Selena menggeleng. Membalik tubuhnya dan kembali masuk ke dalam mobil. Meraih ponselnya dan menghubungi pria itu. Yang langsung dijawab di deringan pertama.

“Kau membunuh pamanku?” cecar Selena begitu panggilan tersambung.

‘Kau sudah melihatnya?’

“Aku tak memintamu membunuhnya!”

‘Sepertinya apa pun yang kukatakan tak akan membuatmu mempercayaiku,’ gumam Lucca lebih ke pada diri sendiri meski tak peduli Selena mendengarkan. ‘Apakah ada yang ingin kau katakan lagi?’

“Kau benar-benar jahat, Lucca.”

‘Hm, aku tahu.’

Selena sudah akan menjerit saling frustrasinya. Tetapi ia berhasil menenangkan diri, memutus panggilan dan membanting ponselnya ke ujung jok.

Dan tepat pada saat itu, Rome naik ke dalam mobil. Pemuda itu mendapatkan panggilan dari Lucca. Berbicara sejenak, sebelum panggilan berakhir, tangan Rome membuka penutup di antara jok depan. Mengeluarkan sesuatu dari sana dan mengulurkannya pada Selena.

“Lucca bilang, hadiah darinya,” ucap Rome.

Betapa terkejutnya Selena melihat benda berkilau yang ada di telapak tangan Rome adalah kalung dengan bandul berinisial S. Satu-satunya pemberian ibunya yang berhasil ia sembunyikan dari sang paman. Hanya saja, dari mana Lucca mendapatkannya?

*** 

Sepanjang sisa dua hari menunggu kepulangan Lucca, Selena hanya berdiam diri di dalam kamar.  Sesekali turun untuk makan hanya untuk menghilangkan rasa bosan. Dan bertemu dengan Rome yang tampaknya begitu santai di rumah ini. Bersikap seolah pemuda itu sedang berlibur. Berenang dan bahkan menikmati waktu sepanjang hari.

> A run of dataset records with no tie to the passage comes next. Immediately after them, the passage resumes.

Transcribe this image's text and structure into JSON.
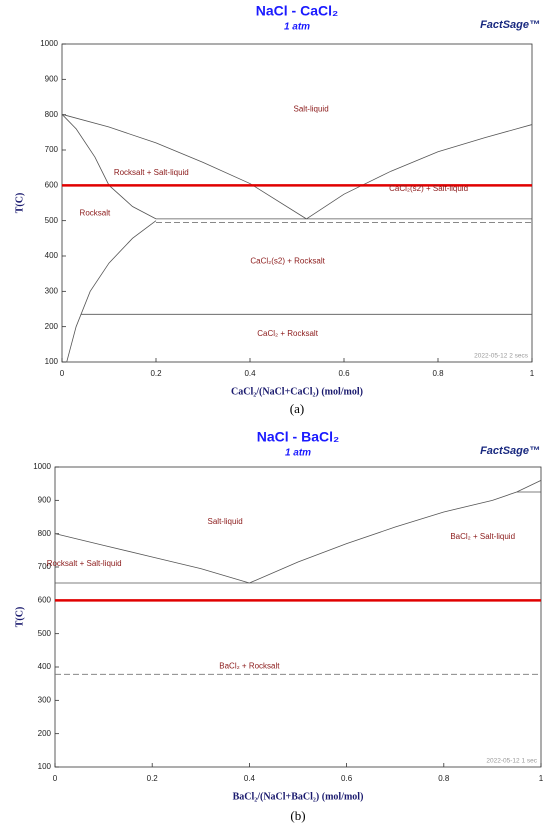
{
  "chart_data": [
    {
      "type": "line",
      "title": "NaCl - CaCl₂",
      "subtitle": "1 atm",
      "logo": "FactSage™",
      "xlabel": "CaCl₂/(NaCl+CaCl₂) (mol/mol)",
      "ylabel": "T(C)",
      "caption": "(a)",
      "timestamp": "2022-05-12  2 secs",
      "xlim": [
        0,
        1
      ],
      "ylim": [
        100,
        1000
      ],
      "xticks": [
        0,
        0.2,
        0.4,
        0.6,
        0.8,
        1
      ],
      "yticks": [
        100,
        200,
        300,
        400,
        500,
        600,
        700,
        800,
        900,
        1000
      ],
      "series": [
        {
          "color": "#555555",
          "style": "solid",
          "linewidth": 0.8,
          "x": [
            0,
            0.1,
            0.2,
            0.3,
            0.4,
            0.52
          ],
          "values": [
            801,
            765,
            720,
            665,
            605,
            505
          ]
        },
        {
          "color": "#555555",
          "style": "solid",
          "linewidth": 0.8,
          "x": [
            0.52,
            0.6,
            0.7,
            0.8,
            0.9,
            1
          ],
          "values": [
            505,
            575,
            640,
            695,
            735,
            772
          ]
        },
        {
          "color": "#555555",
          "style": "solid",
          "linewidth": 0.8,
          "x": [
            0,
            0.03,
            0.07,
            0.1,
            0.15,
            0.2
          ],
          "values": [
            801,
            760,
            680,
            600,
            540,
            505
          ]
        },
        {
          "color": "#555555",
          "style": "solid",
          "linewidth": 0.8,
          "x": [
            0.01,
            0.03,
            0.06,
            0.1,
            0.15,
            0.2
          ],
          "values": [
            100,
            200,
            300,
            380,
            450,
            500
          ]
        },
        {
          "color": "#555555",
          "style": "solid",
          "linewidth": 0.8,
          "x": [
            0.2,
            1
          ],
          "values": [
            505,
            505
          ]
        },
        {
          "color": "#777777",
          "style": "dashed",
          "linewidth": 0.8,
          "x": [
            0.2,
            1
          ],
          "values": [
            495,
            495
          ]
        },
        {
          "color": "#555555",
          "style": "solid",
          "linewidth": 0.8,
          "x": [
            0.04,
            1
          ],
          "values": [
            235,
            235
          ]
        },
        {
          "color": "#e00000",
          "style": "solid",
          "linewidth": 2.5,
          "x": [
            0,
            1
          ],
          "values": [
            600,
            600
          ]
        }
      ],
      "annotations": [
        "Salt-liquid",
        "Rocksalt + Salt-liquid",
        "CaCl₂(s2) + Salt-liquid",
        "Rocksalt",
        "CaCl₂(s2) + Rocksalt",
        "CaCl₂ + Rocksalt"
      ]
    },
    {
      "type": "line",
      "title": "NaCl - BaCl₂",
      "subtitle": "1 atm",
      "logo": "FactSage™",
      "xlabel": "BaCl₂/(NaCl+BaCl₂) (mol/mol)",
      "ylabel": "T(C)",
      "caption": "(b)",
      "timestamp": "2022-05-12  1 sec",
      "xlim": [
        0,
        1
      ],
      "ylim": [
        100,
        1000
      ],
      "xticks": [
        0,
        0.2,
        0.4,
        0.6,
        0.8,
        1
      ],
      "yticks": [
        100,
        200,
        300,
        400,
        500,
        600,
        700,
        800,
        900,
        1000
      ],
      "series": [
        {
          "color": "#555555",
          "style": "solid",
          "linewidth": 0.8,
          "x": [
            0,
            0.1,
            0.2,
            0.3,
            0.4
          ],
          "values": [
            800,
            765,
            730,
            695,
            652
          ]
        },
        {
          "color": "#555555",
          "style": "solid",
          "linewidth": 0.8,
          "x": [
            0.4,
            0.5,
            0.6,
            0.7,
            0.8,
            0.9,
            0.95,
            1
          ],
          "values": [
            652,
            715,
            770,
            820,
            865,
            900,
            925,
            960
          ]
        },
        {
          "color": "#555555",
          "style": "solid",
          "linewidth": 0.8,
          "x": [
            0,
            1
          ],
          "values": [
            652,
            652
          ]
        },
        {
          "color": "#555555",
          "style": "solid",
          "linewidth": 0.8,
          "x": [
            0.95,
            1
          ],
          "values": [
            925,
            925
          ]
        },
        {
          "color": "#777777",
          "style": "dashed",
          "linewidth": 0.8,
          "x": [
            0,
            1
          ],
          "values": [
            378,
            378
          ]
        },
        {
          "color": "#e00000",
          "style": "solid",
          "linewidth": 2.5,
          "x": [
            0,
            1
          ],
          "values": [
            600,
            600
          ]
        }
      ],
      "annotations": [
        "Salt-liquid",
        "BaCl₂ + Salt-liquid",
        "Rocksalt + Salt-liquid",
        "BaCl₂ + Rocksalt"
      ]
    }
  ]
}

Langkah Selena sempat terhenti melihat Rome yang duduk santai di halaman samping. Menikmati camilan dan suasana hari yang begitu cerah. Pandangan mereka bertemu, Rome mengangkat gelas berisi cairan merah ke arahnya dengan seulas senyum menyapanya.

Selena tak membalas sapaan tersebut. Membuang muka dan melanjutkan langkah menuju ruang makan. Bertahan hidup dengan menandaskan isi makanan di piring dan sebisa mungkin menikmati setiap hidangan yang disajikan koki Lucca dengan harapan untuk memanjakan lidahnya.

Selesai menandaskan isi piringnya dengan lahap, Selena hendak kembali ke atas dengan perut kenyang ketika mendengar suara mesin mobim dari arah halaman depan. Rome muncul dari pintu samping dan menghampiri siapa pun yang datang.

Selena pikir Luccalah yang datang, tetapi langkah terhenti melihat seorang wanita melangkah keluar dari mobil sedan berwarna putih yang dibukakan oleh Rome.

Wanita tinggi semampai itu menatap jijik ke arab Rome, dan dengan kedua lengan bersilang dada bertanya, “Kau di sini?”

Rome hanya memberikan satu anggukan singkat. Ketika bersamaan pandangan keduanya beralih pada Selena.

Wanita itu mendengus tipis. “Lucca menyuruhmu menjaganya?”

Kerutan membentuk di antara kedua alis Selena menyadari wanita itu mengenalinya. Dan tepat pada saat itu, mobil hitam mengkilat yang datang dan berhenti tepat di belakang mobil putih menarik perhatian ketiganya.

“Sepertinya aku datang di saat yang tepat,” gumam wanita itu. Menyeringai melihat Lucca yang turun dari dalam mobil.

Pandangan Lucca beralih dari wanita itu dan Rome kepada Selena. “Aku tak ingat mengundangku ke rumahku, Amber.”

Amber mendengus tipis. Melirik ke arah Rome dan menjawab, “Seingatku, aku mengatakan akan menghubungimu dalam waktu dekat.”